Posts Tagged ‘WWPN’

Masking a VMware LUN

February 7, 2016

maskingA month ago I passed my VCAP-DCA exam, which I blogged about in this post. And one of the DCA exam topics in the blueprint was LUN masking using PSA-related commands.

Being honest, I can hardly imagine a use case for this as LUN masking is always done on the storage array side. I’ve never seen LUN masking done on the hypervisor side before.

If you have a use case for host LUN masking leave me a comment below. I’d be curious to know. But regardless of its usefulness it’s in the exam, so we have to study it, right? So let’s get to it.

Overview

There are many blog posts on the Internet on how to do VMware LUN Masking, but only a few explain what is the exact behaviour after you type each of the commands and how to fix the issues, which you can potentially run into.

VMware uses Pluggable Storage Architecture (PSA) to claim devices on ESXi hosts. All hosts have one plug-in installed by default called Native Multipathing Plug-in (NMP) which claims all devices. Masking of a LUN is done by unclaiming it from NMP and claiming using a special plug-in called MASK_PATH.
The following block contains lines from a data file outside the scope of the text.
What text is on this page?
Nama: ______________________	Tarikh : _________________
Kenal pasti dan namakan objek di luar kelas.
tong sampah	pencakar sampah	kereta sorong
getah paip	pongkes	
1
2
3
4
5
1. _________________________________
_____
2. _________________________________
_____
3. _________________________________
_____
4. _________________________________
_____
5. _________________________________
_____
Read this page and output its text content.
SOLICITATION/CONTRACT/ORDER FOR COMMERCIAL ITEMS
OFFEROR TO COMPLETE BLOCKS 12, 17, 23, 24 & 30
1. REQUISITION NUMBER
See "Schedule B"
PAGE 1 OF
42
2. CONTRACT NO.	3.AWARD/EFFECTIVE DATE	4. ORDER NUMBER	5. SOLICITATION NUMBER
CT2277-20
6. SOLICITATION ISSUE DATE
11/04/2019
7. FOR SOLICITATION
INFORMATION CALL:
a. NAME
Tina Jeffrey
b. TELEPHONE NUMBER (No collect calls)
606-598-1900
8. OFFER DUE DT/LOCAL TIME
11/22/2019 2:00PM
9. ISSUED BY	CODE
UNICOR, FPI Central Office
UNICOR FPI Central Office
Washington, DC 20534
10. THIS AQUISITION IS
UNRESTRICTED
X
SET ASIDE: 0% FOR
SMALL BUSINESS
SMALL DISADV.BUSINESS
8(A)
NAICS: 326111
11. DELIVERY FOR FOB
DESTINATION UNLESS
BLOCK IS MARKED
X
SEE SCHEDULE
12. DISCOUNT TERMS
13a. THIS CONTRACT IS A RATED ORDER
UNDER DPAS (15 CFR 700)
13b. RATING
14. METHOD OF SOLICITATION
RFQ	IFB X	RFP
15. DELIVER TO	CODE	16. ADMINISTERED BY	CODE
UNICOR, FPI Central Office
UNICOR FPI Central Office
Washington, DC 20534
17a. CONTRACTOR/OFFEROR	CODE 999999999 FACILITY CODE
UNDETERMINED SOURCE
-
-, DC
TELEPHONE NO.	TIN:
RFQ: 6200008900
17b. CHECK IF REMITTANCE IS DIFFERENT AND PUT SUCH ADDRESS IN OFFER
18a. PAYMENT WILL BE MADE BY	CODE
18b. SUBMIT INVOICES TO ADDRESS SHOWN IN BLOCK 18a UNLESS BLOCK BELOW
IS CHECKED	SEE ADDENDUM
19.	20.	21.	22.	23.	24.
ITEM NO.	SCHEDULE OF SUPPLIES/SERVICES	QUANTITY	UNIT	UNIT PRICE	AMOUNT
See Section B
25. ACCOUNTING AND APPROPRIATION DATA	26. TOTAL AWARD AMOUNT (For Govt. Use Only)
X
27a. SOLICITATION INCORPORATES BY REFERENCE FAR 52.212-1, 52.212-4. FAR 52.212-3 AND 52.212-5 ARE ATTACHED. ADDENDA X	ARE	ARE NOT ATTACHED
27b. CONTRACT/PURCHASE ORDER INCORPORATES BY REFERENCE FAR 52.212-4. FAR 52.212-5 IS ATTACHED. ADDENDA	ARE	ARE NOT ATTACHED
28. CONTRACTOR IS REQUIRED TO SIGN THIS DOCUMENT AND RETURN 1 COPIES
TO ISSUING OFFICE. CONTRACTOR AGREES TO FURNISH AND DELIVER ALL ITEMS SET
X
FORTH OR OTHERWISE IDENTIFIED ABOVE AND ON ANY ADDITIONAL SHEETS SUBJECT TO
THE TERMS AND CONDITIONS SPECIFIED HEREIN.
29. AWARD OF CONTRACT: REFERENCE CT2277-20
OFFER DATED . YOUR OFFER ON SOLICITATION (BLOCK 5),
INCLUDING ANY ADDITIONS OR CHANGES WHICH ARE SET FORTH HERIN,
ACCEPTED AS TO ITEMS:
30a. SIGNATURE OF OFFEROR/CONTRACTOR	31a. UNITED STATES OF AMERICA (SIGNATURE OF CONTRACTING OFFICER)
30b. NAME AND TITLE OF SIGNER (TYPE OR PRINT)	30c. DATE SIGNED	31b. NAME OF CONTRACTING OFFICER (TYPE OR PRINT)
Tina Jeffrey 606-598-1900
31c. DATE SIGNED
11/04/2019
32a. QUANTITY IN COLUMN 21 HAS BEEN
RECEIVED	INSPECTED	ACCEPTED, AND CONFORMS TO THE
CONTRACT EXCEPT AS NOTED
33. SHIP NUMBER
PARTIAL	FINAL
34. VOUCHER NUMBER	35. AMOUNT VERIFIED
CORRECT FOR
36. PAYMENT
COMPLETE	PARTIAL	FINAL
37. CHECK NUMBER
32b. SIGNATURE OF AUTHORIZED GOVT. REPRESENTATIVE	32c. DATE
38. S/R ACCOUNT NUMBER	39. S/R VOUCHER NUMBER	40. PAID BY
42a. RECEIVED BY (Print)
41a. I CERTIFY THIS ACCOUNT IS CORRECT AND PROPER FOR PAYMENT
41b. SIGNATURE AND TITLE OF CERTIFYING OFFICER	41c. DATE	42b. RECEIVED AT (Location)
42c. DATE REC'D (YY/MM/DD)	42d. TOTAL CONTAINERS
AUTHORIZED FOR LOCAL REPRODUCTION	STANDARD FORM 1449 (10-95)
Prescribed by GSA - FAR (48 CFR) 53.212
Namespace “esxcli storage core claimrule add” is used to add new claim rules. The namespace accepts multiple ways of addressing a device. Most widely used are:

  • By device ID:
    • -t device -d naa.600601604550250018ea2d38073cdf11
  • By location:
    • -t location -A vmhba33 -C 0 -T 0 -L 2
  • By target:
    • -t target  -R iscsi -i iqn.2011-03.example.org.istgt:iscsi1 -L 0
    • -t target -R fc –wwnn 50:06:01:60:ba:60:11:53 –wwpn 50:06:01:60:3a:60:11:53 (use double dash for wwnn and wwpn flags, WordPress strips them off)

To determine device names use the following command:

# esxcli storage core device list

To determine iSCSI device targets:

# esxcli iscsi session list

To determine FC paths, WWNNs and WWPNs:

# esxcli storage core path list

Mask an iSCSI LUN

Let’s take iSCSI as an example. To mask an iSCSI LUN add a new claim rule using MASK_PATH plug-in and addressing by target (for FC use an FC target instead):

# esxcli storage core claimrule add -r 102 -t target -R iscsi -i iqn.2011-03.example.org.istgt:iscsi1 -L 0 -P MASK_PATH

Once the rule is added you MUST load it otherwise the rule will not work:

# esxcli storage core claimrule load

Now list the rules and make sure there is a “runtime” and a “file” rule. Without the file rule masking will not take effect:

claimrule

The last step is to unclaim the device from the NMP plug-in which currently owns it and apply the new set of rules:

# esxcli storage core claiming unclaim -t location -A vmhba33 -C 0 -T 0 -L 0
# esxcli storage core claiming unclaim -t location -A vmhba33 -C 1 -T 0 -L 0
# esxcli storage core claimrule run

You can list devices connected to the host to confirm that the masked device is no longer in the list:

# esxcli storage core device list

Remove maskig

To remove masking, unclaim the device from MASK_PATH plug-in, delete the masking rule and reload/re-run the rule set:

# esxcli storage core claiming unclaim -t location -A vmhba33 -C 0 -T 0 -L 0
# esxcli storage core claiming unclaim -t location -A vmhba33 -C 1 -T 0 -L 0
# esxcli storage core claimrule remove -r 102
# esxcli storage core claimrule load
# esxcli storage core claimrule run

Sometimes you need to reboot the host for the device to reappear.

Conclusion

Make sure to always mask all targets/paths to the LUN, which is true for iSCSI as well as FC, as both support multipathing. You have a choice of masking by location, target and path (masking by device is not supported).

For a FC LUN, for instance, you may choose to mask the LUN by location. If you have two single port FC adapters in each host, you will typically be masking four paths per LUN.  To accomplish that specify adapters using flag -A and LUN ID using flags -C, -T and -L.

Hope that helps you to tick off this exam topic from the blueprint.